Thread: Finding derivative with the given information

1. Finding derivative with the given information

$\displaystyle \displaystyle y=f(\sqrt{x^2+9})$ and $\displaystyle \displaystyle f'(5)=-2$, find $\displaystyle \displaystyle\frac{dy}{dx}$ when $\displaystyle \displaystyle x=4$

How would I start this question? Greatly appreciate the help!

2. Use the Chain's Rule to $\displaystyle y=f(\sqrt{x^2+9})$ and substitute $\displaystyle x=4$ .

Fernando Revilla

3. Originally Posted by FernandoRevilla
Use the Chain's Rule to $\displaystyle y=f(\sqrt{x^2+9})$ and substitute $\displaystyle x=4$ .

Fernando Revilla
Substitute $\displaystyle \displaystyle x=4$ in the derivative of $\displaystyle \displaystyle\sqrt{x^2+9}$?

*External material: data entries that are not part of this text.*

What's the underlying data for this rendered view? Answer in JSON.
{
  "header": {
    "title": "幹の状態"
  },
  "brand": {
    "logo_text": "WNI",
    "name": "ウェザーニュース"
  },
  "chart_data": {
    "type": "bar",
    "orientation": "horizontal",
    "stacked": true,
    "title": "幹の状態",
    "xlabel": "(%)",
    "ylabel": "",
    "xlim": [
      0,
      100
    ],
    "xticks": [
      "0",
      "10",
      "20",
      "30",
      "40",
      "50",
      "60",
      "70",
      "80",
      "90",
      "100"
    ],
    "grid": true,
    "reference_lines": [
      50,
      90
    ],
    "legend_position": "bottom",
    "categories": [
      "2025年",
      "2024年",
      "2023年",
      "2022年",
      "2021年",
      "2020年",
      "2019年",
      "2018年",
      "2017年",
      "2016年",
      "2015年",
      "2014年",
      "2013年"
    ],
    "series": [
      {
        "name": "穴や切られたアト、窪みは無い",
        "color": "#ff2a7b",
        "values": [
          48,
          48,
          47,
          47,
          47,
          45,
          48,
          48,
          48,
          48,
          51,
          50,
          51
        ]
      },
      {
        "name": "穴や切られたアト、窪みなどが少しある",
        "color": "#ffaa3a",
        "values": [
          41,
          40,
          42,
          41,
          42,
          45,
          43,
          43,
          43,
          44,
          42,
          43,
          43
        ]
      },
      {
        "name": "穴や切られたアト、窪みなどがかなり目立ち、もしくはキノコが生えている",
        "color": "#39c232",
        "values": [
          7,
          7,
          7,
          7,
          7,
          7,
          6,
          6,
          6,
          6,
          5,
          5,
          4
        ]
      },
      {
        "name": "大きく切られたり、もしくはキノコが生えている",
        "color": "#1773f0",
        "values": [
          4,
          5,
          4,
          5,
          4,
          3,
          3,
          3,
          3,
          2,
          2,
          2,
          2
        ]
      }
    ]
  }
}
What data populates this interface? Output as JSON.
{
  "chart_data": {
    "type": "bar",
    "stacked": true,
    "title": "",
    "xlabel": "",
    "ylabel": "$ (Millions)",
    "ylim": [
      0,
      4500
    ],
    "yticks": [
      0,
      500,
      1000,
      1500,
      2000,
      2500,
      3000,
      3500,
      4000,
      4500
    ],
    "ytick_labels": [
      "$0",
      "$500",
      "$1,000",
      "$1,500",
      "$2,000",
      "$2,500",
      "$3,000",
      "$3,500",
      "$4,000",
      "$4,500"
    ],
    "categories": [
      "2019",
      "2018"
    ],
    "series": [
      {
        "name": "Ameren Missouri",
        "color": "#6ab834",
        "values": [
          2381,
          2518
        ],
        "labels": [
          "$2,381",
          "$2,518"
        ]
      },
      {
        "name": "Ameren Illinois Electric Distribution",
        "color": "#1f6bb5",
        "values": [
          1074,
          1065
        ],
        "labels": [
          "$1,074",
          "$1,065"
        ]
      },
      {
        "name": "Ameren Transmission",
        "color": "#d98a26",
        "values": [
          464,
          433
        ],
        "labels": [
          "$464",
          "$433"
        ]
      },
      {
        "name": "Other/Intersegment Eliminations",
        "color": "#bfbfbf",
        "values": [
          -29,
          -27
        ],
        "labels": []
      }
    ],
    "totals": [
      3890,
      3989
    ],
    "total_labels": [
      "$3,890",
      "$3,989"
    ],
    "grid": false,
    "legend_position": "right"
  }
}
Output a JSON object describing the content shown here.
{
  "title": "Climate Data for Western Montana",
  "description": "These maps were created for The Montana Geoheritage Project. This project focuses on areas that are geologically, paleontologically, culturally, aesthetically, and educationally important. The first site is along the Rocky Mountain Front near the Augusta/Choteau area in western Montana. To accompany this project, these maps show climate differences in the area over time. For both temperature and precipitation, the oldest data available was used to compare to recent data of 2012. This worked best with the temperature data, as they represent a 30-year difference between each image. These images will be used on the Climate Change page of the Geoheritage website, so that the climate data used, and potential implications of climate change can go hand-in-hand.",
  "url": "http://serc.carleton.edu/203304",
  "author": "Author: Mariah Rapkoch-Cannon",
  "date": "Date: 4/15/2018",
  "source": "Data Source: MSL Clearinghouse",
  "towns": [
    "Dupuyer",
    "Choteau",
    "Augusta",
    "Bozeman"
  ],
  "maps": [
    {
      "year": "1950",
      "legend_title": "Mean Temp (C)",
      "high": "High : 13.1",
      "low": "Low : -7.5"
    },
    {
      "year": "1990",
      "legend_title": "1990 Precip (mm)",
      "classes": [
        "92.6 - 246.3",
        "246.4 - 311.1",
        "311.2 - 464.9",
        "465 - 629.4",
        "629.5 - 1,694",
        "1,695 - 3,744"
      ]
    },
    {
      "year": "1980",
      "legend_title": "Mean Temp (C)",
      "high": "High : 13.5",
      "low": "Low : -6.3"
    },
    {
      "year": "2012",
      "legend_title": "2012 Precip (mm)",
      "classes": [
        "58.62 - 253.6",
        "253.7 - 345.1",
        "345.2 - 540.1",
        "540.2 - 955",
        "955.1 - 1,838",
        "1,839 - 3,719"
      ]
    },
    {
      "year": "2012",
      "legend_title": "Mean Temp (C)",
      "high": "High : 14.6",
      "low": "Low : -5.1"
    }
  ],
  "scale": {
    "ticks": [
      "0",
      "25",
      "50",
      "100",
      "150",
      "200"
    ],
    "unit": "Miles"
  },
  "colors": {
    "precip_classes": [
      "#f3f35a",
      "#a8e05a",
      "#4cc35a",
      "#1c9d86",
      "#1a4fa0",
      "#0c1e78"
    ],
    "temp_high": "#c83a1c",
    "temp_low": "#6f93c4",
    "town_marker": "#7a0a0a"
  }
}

4. Answer in the back of the book is $\displaystyle \displaystyle -\frac{8}{5}$. I'm not sure where to begin.

5. $\displaystyle \dfrac{dy}{dx}=f'(\sqrt{x^2+9})\cdot \dfrac{x}{\sqrt{x^2+9}}$

Substitute $\displaystyle x=4$ .

Fernando Revilla

6. Originally Posted by FernandoRevilla
$\displaystyle \dfrac{dy}{dx}=f'(\sqrt{x^2+9})\cdot \dfrac{x}{\sqrt{x^2+9}}$

Substitute $\displaystyle x=4$ .

Fernando Revilla
I'm not sure if I understand how $\displaystyle f'(\sqrt{x^2+9})$ works.

Is $\displaystyle f(x)=\sqr{x^2+9}$? If so, where do we use the $\displaystyle f'(5)=-2$ information?

7. Originally Posted by youngb11
I'm not sure if I understand how f'(\sqrt{x^2+9}) works.

$\displaystyle \dfrac{dy}{dx}(4)=f'(\sqrt {4^2+9})\cdot \dfrac{4}{\sqrt {4^2+9}}=f'(5)\cdot \dfrac{4}{5}=(-2)\cdot \dfrac {4}{5}=-\dfrac{8}{5}$

Fernando Revilla